Dilma: Verdade não é revanche, mas apaziguar o povo com a história


A presidenta Dilma Rousseff se emocionou ao discursar durante a cerimônia de entrega do relatório dos trabalhos da Comissão Nacional da Verdade (CNV), nesta quarta-feira (10), que aponta a responsabilidade de mais de 300 militares por crimes cometidos no período da ditadura. Dilma defendeu que o Brasil tem direito a saber a verdade sobre esse período, e que "a verdade não significa a busca de revanche. A verdade não precisa ser motivo para ódio ou acerto de contas".
"A verdade produz consciência, aprendizado, conhecimento e respeito. A verdade significa a oportunidade de apaziguar cada indivíduo consigo mesmo e um povo com a sua história. A verdade é uma homenagem a um Brasil que já trilha três décadas de um caminho democrático. Tornar público este relatório nesta data é um tributo a todas as mulheres e homens do mundo que lutaram pela liberdade pela democracia e, com essa luta, ajudaram a construir marcos civilizatórios e tornaram a humanidade melhor".
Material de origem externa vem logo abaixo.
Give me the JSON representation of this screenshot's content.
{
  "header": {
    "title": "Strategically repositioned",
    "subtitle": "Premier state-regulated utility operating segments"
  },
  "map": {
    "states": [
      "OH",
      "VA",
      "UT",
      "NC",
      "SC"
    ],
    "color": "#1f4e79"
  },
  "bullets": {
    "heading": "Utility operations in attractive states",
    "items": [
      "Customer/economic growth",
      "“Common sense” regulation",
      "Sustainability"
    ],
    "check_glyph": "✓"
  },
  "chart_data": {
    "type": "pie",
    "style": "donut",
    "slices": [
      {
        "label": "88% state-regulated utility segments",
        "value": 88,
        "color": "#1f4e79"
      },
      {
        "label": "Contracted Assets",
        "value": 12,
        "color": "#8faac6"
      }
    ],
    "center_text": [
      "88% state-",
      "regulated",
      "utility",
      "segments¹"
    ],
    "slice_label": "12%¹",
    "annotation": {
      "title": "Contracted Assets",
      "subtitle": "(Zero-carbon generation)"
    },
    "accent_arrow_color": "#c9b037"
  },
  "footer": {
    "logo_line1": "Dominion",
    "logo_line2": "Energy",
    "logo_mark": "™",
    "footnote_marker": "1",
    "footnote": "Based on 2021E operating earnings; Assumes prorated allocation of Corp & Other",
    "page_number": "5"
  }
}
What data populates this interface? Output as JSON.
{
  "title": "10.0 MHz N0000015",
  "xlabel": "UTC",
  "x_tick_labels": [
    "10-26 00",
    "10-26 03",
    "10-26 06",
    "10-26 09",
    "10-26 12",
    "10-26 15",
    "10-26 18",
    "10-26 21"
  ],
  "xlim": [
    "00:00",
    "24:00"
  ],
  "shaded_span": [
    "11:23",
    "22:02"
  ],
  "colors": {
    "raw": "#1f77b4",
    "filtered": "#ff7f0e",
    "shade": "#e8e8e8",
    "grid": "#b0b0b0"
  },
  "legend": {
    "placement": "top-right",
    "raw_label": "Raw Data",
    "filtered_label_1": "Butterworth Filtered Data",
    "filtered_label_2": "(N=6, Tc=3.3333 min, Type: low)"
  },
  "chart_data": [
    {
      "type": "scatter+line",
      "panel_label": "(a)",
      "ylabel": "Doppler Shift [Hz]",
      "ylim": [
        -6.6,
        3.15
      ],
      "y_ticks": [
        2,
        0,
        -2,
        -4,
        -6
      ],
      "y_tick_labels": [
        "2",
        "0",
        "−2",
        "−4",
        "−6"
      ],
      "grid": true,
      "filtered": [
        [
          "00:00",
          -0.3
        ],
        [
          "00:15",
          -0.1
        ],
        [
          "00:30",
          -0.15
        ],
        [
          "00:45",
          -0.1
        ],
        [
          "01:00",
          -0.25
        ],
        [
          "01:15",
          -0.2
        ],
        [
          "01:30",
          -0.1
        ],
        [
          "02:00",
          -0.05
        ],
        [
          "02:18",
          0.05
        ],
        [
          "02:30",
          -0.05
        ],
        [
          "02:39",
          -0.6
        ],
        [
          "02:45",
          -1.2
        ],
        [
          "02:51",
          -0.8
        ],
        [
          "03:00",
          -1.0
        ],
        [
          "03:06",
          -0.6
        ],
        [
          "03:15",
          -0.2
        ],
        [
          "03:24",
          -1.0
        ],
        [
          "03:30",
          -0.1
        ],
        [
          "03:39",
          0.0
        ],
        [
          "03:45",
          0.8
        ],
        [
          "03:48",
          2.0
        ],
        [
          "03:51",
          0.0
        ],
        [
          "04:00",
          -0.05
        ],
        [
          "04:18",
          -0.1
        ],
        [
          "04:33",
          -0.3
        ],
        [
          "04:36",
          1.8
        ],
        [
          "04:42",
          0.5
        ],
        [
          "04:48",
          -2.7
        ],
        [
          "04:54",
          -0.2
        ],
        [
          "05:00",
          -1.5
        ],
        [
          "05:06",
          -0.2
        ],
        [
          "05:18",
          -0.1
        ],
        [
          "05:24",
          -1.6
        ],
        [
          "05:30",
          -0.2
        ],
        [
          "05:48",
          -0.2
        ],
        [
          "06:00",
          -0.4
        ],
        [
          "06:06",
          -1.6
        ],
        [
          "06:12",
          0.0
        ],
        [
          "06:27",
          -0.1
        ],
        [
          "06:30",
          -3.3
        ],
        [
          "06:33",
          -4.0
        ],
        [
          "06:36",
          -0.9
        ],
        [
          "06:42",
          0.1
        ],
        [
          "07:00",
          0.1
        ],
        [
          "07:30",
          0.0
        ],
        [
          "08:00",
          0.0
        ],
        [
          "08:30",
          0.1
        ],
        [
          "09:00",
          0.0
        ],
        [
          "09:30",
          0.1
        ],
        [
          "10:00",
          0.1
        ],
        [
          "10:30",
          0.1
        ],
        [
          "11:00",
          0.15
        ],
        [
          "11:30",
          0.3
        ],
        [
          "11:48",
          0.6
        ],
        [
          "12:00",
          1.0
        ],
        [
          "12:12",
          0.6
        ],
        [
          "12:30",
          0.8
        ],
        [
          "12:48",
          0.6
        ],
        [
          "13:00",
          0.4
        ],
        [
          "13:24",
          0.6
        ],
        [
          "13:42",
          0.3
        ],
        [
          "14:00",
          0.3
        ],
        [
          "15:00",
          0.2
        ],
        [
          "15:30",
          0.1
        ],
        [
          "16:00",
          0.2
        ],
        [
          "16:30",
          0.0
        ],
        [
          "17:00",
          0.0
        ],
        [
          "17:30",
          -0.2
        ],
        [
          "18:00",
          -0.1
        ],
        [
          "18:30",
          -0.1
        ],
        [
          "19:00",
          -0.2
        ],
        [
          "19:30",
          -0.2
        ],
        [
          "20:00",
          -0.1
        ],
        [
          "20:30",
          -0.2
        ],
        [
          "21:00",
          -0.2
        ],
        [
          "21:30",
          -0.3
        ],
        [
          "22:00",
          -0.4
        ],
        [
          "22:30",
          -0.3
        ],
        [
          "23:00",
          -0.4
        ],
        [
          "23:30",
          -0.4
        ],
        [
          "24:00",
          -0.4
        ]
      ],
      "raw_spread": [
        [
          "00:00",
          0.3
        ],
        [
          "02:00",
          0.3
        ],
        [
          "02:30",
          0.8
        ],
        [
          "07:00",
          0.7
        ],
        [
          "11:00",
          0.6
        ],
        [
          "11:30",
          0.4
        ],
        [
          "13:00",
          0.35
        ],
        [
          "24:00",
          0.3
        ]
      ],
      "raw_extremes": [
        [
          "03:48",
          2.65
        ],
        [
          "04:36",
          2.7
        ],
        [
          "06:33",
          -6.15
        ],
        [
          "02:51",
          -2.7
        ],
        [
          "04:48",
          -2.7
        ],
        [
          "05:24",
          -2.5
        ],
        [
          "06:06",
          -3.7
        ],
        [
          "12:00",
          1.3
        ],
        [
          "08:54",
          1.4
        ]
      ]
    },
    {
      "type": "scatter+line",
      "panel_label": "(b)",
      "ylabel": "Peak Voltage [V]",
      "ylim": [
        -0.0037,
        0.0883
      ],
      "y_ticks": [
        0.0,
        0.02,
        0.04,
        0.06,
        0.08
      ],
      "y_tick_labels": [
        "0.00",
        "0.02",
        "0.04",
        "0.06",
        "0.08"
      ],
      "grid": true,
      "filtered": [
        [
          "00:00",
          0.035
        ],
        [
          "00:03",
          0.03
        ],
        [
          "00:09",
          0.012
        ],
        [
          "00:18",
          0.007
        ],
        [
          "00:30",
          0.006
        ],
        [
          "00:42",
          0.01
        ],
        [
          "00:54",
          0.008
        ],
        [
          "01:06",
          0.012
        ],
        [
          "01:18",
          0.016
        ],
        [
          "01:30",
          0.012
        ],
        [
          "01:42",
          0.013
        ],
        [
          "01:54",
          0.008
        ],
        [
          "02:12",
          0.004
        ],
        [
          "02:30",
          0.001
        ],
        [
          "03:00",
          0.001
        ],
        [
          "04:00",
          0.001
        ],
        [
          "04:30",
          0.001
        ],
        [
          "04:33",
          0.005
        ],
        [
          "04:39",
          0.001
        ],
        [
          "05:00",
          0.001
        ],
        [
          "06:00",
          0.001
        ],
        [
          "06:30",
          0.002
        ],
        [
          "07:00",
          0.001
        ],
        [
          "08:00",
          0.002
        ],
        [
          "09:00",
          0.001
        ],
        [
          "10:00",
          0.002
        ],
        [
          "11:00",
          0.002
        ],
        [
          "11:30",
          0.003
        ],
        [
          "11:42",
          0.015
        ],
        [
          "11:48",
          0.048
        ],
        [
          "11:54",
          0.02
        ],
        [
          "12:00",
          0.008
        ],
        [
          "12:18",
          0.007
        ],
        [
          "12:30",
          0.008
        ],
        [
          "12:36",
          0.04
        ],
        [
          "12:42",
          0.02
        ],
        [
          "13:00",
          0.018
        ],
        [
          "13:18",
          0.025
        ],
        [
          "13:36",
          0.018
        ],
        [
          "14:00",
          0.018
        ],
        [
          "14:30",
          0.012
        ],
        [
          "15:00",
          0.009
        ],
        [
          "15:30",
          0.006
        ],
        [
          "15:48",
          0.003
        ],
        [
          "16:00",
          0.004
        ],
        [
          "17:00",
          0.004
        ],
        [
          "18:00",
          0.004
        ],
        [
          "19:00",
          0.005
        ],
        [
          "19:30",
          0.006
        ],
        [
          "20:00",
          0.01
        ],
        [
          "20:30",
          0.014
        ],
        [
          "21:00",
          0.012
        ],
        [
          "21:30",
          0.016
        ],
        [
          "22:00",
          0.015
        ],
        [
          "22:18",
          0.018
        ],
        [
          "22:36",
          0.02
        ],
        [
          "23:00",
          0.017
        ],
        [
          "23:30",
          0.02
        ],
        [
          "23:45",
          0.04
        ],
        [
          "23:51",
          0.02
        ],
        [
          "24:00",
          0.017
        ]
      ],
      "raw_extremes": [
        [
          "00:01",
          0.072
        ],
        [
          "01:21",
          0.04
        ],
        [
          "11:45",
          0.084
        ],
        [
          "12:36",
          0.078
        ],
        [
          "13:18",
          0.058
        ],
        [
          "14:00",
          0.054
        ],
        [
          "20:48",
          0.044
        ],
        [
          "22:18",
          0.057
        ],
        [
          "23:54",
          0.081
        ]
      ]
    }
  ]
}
A presidenta, que foi presa e torturada durante a ditadura militar, demonstrou profunda emoção no discurso e com a voz embargada falou sobre os parentes das vítimas do regime que “continuam sofrendo como se eles morressem de novo, e sempre, a cada dia”. Nesse momento, foi aplaudida de pé pelos presentes. 
Luta em defesa da democracia

“Nós reconquistamos a democracia à nossa maneira. Por meio de lutas duras, por meio de sacrifícios humanos irreparáveis. Mas por meio de pactos e acordos nacionais que estão, muitos deles, traduzidos na Constituição de 1988. Assim como respeitamos e reverenciamos e sempre o faremos todos os que lutaram pela democracia, todos os que tombaram nessa luta enfrentando a truculência ilegal do Estado e nós jamais poderemos deixar de enaltecer, também reconhecemos e reverenciamos os pactos políticos que nos levaram à redemocratização”, disse Dilma.
“Quem da voz à história são os homens e mulheres livres que não tem medo de escrevê-la”, completou a presidenta. “Nós, que acreditamos na verdade, esperamos que esse relatório contribua para que fantasmas de um passado doloroso e triste não possam mais se proteger nas sombras do silêncio e da omissão", salientou. 
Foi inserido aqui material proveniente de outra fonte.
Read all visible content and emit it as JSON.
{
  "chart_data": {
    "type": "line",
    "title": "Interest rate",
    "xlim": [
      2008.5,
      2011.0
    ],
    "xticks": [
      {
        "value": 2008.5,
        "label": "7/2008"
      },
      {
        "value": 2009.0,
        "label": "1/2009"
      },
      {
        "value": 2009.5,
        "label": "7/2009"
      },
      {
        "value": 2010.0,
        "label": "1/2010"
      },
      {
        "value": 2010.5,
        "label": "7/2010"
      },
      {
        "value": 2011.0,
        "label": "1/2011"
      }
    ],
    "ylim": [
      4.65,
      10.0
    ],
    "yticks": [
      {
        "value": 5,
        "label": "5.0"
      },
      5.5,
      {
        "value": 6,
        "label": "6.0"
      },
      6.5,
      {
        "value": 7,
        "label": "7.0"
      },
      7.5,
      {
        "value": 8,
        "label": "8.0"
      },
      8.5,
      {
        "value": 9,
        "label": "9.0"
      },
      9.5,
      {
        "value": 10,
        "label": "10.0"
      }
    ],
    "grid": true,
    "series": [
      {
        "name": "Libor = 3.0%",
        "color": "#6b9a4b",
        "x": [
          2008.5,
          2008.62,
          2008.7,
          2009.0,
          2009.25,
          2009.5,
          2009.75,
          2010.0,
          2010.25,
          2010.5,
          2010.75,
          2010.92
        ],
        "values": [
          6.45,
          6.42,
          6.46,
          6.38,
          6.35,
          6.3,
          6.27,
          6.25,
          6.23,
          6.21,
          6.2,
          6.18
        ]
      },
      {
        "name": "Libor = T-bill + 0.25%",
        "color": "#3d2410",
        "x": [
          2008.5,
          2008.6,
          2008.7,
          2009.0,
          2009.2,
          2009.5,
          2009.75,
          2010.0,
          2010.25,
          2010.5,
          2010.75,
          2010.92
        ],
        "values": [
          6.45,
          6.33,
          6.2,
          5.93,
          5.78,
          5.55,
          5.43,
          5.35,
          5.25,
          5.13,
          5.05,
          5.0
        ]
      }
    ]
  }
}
Para Dilma, o trabalho feito pela comissão torna “nossa democracia ainda mais forte”. Foram dois anos e sete meses de investigações e pesquisas da comissão em que 1.120 pessoas foram ouvidas e listadas 434 vítimas, entre mortos e desaparecidos. 

A audiência de entrega do relatório contou com a participação de seis membros da comissão: José Carlos Dias, José Paulo Cavalcanti Filho, Maria Rita Kehl, Paulo Sérgio Pinheiro, Pedro Dallari e Rosa Cardoso. Os ministros da Justiça, José Eduardo Cardozo, e da Secretaria de Direitos Humanos, Ideli Salvatti, também estavam presentes.

Continuidade

Dilma enfatizou que a conclusão das atividades da comissão não representa um ponto final nas investigações das violações de direitos humanos na ditadura. Segundo a presidenta, o Estado brasileiro vai se “debruçar” sobre o relatório, “olhar as recomendações e propostas e tirar as consequências necessárias”. A presidenta citou os trabalhos de comissões da verdade estaduais e setoriais como complementares ao trabalho do colegiado.
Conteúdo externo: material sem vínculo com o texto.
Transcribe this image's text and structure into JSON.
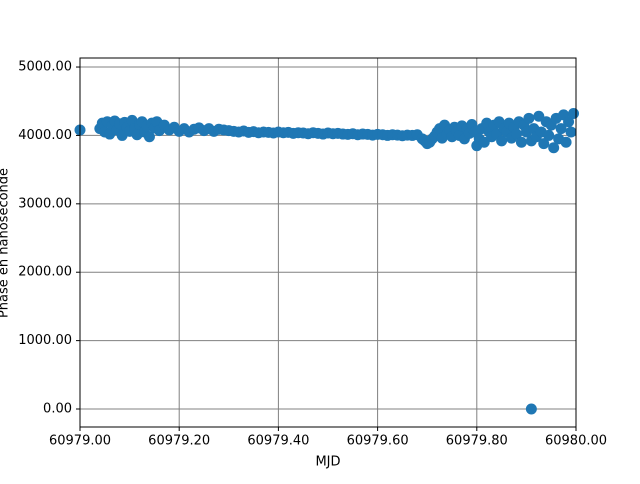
{
  "chart_data": {
    "type": "scatter",
    "xlabel": "MJD",
    "ylabel": "Phase en nanoseconde",
    "color": "#1f77b4",
    "grid": true,
    "xlim": [
      60979.0,
      60980.0
    ],
    "xticks": [
      {
        "value": 60979.0,
        "label": "60979.00"
      },
      {
        "value": 60979.2,
        "label": "60979.20"
      },
      {
        "value": 60979.4,
        "label": "60979.40"
      },
      {
        "value": 60979.6,
        "label": "60979.60"
      },
      {
        "value": 60979.8,
        "label": "60979.80"
      },
      {
        "value": 60980.0,
        "label": "60980.00"
      }
    ],
    "ylim": [
      -263,
      5132
    ],
    "yticks": [
      {
        "value": 0,
        "label": "0.00"
      },
      {
        "value": 1000,
        "label": "1000.00"
      },
      {
        "value": 2000,
        "label": "2000.00"
      },
      {
        "value": 3000,
        "label": "3000.00"
      },
      {
        "value": 4000,
        "label": "4000.00"
      },
      {
        "value": 5000,
        "label": "5000.00"
      }
    ],
    "x": [
      60979.0,
      60979.04,
      60979.045,
      60979.05,
      60979.055,
      60979.06,
      60979.065,
      60979.07,
      60979.075,
      60979.08,
      60979.085,
      60979.09,
      60979.095,
      60979.1,
      60979.105,
      60979.11,
      60979.115,
      60979.12,
      60979.125,
      60979.13,
      60979.135,
      60979.14,
      60979.145,
      60979.15,
      60979.155,
      60979.16,
      60979.17,
      60979.18,
      60979.19,
      60979.2,
      60979.21,
      60979.22,
      60979.23,
      60979.24,
      60979.25,
      60979.26,
      60979.27,
      60979.28,
      60979.29,
      60979.3,
      60979.31,
      60979.32,
      60979.33,
      60979.34,
      60979.35,
      60979.36,
      60979.37,
      60979.38,
      60979.39,
      60979.4,
      60979.41,
      60979.42,
      60979.43,
      60979.44,
      60979.45,
      60979.46,
      60979.47,
      60979.48,
      60979.49,
      60979.5,
      60979.51,
      60979.52,
      60979.53,
      60979.54,
      60979.55,
      60979.56,
      60979.57,
      60979.58,
      60979.59,
      60979.6,
      60979.61,
      60979.62,
      60979.63,
      60979.64,
      60979.65,
      60979.66,
      60979.67,
      60979.68,
      60979.69,
      60979.695,
      60979.7,
      60979.705,
      60979.71,
      60979.715,
      60979.72,
      60979.725,
      60979.73,
      60979.735,
      60979.74,
      60979.745,
      60979.75,
      60979.755,
      60979.76,
      60979.765,
      60979.77,
      60979.775,
      60979.78,
      60979.785,
      60979.79,
      60979.795,
      60979.8,
      60979.805,
      60979.81,
      60979.815,
      60979.82,
      60979.825,
      60979.83,
      60979.835,
      60979.84,
      60979.845,
      60979.85,
      60979.855,
      60979.86,
      60979.865,
      60979.87,
      60979.875,
      60979.88,
      60979.885,
      60979.89,
      60979.895,
      60979.9,
      60979.905,
      60979.91,
      60979.915,
      60979.92,
      60979.925,
      60979.93,
      60979.935,
      60979.94,
      60979.945,
      60979.95,
      60979.955,
      60979.96,
      60979.965,
      60979.97,
      60979.975,
      60979.98,
      60979.985,
      60979.99,
      60979.995,
      60979.91
    ],
    "values": [
      4080,
      4100,
      4180,
      4050,
      4200,
      4020,
      4150,
      4210,
      4080,
      4170,
      4000,
      4190,
      4120,
      4060,
      4220,
      4100,
      4010,
      4160,
      4200,
      4050,
      4140,
      3980,
      4180,
      4110,
      4200,
      4070,
      4150,
      4080,
      4120,
      4060,
      4100,
      4050,
      4090,
      4110,
      4070,
      4100,
      4060,
      4090,
      4080,
      4070,
      4060,
      4050,
      4065,
      4045,
      4055,
      4040,
      4050,
      4045,
      4035,
      4050,
      4040,
      4045,
      4030,
      4040,
      4035,
      4025,
      4040,
      4030,
      4020,
      4035,
      4025,
      4030,
      4020,
      4015,
      4025,
      4010,
      4020,
      4015,
      4005,
      4015,
      4010,
      4000,
      4010,
      4005,
      3995,
      4005,
      4000,
      4010,
      3950,
      3920,
      3880,
      3900,
      3950,
      3990,
      4050,
      4100,
      3960,
      4150,
      4020,
      4080,
      3980,
      4120,
      4060,
      4000,
      4140,
      3950,
      4100,
      4030,
      4160,
      4050,
      3850,
      3950,
      4100,
      3900,
      4180,
      4050,
      3980,
      4150,
      4020,
      4200,
      3920,
      4100,
      4050,
      4180,
      3960,
      4120,
      4020,
      4200,
      3900,
      4150,
      4050,
      4250,
      3920,
      4100,
      3980,
      4280,
      4050,
      3880,
      4200,
      4000,
      4150,
      3820,
      4250,
      3950,
      4100,
      4300,
      3900,
      4200,
      4050,
      4320,
      0
    ]
  }
}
Criada pela Lei 12.528/2011 e instalada em maio de 2012 para examinar e esclarecer violações de direitos humanos cometidas entre 1946 e 1988, a Comissão Nacional da Verdade terá seus trabalhos encerrados no próximo dia 16. No relatório final, o grupo sugere a criação de um órgão público para dar seguimento e continuidade às ações da CNV.

Dilma também fez um agradecimento aos órgãos que colaboraram com as investigações da comissão e aos “homens e mulheres livres que relataram a verdade para a comissão”, principalmente aos parentes de vítimas e sobreviventes do período militar.

“Com a criação dessa comissão, o Brasil demonstrou a importância do conhecimento desse período para não mais deixá-lo se repetir”, afirmou Dilma. 

"O trabalho conduzido permitiu à Comissão Nacional da Verdade concluir que as graves violações de direitos humanos ocorridas no período investigado, especialmente nos 21 anos de ditadura instaurada em 1964, foram resultado de uma ação generalizada e sistemática do Estado, configurando crimes contra a humanidade", disse Pedro Dallari, um dos coordenadores da comissão.

O documento, que também será entregue aos presidentes do Senado, da Câmara dos Deputados e do Supremo Tribunal Federal, está dividido em três volumes com 3.380 páginas. Além de descrever o trabalho feito pela comissão, apresenta uma série de conclusões e recomendações acerca dos atos de violência cometidos pelo regime militar.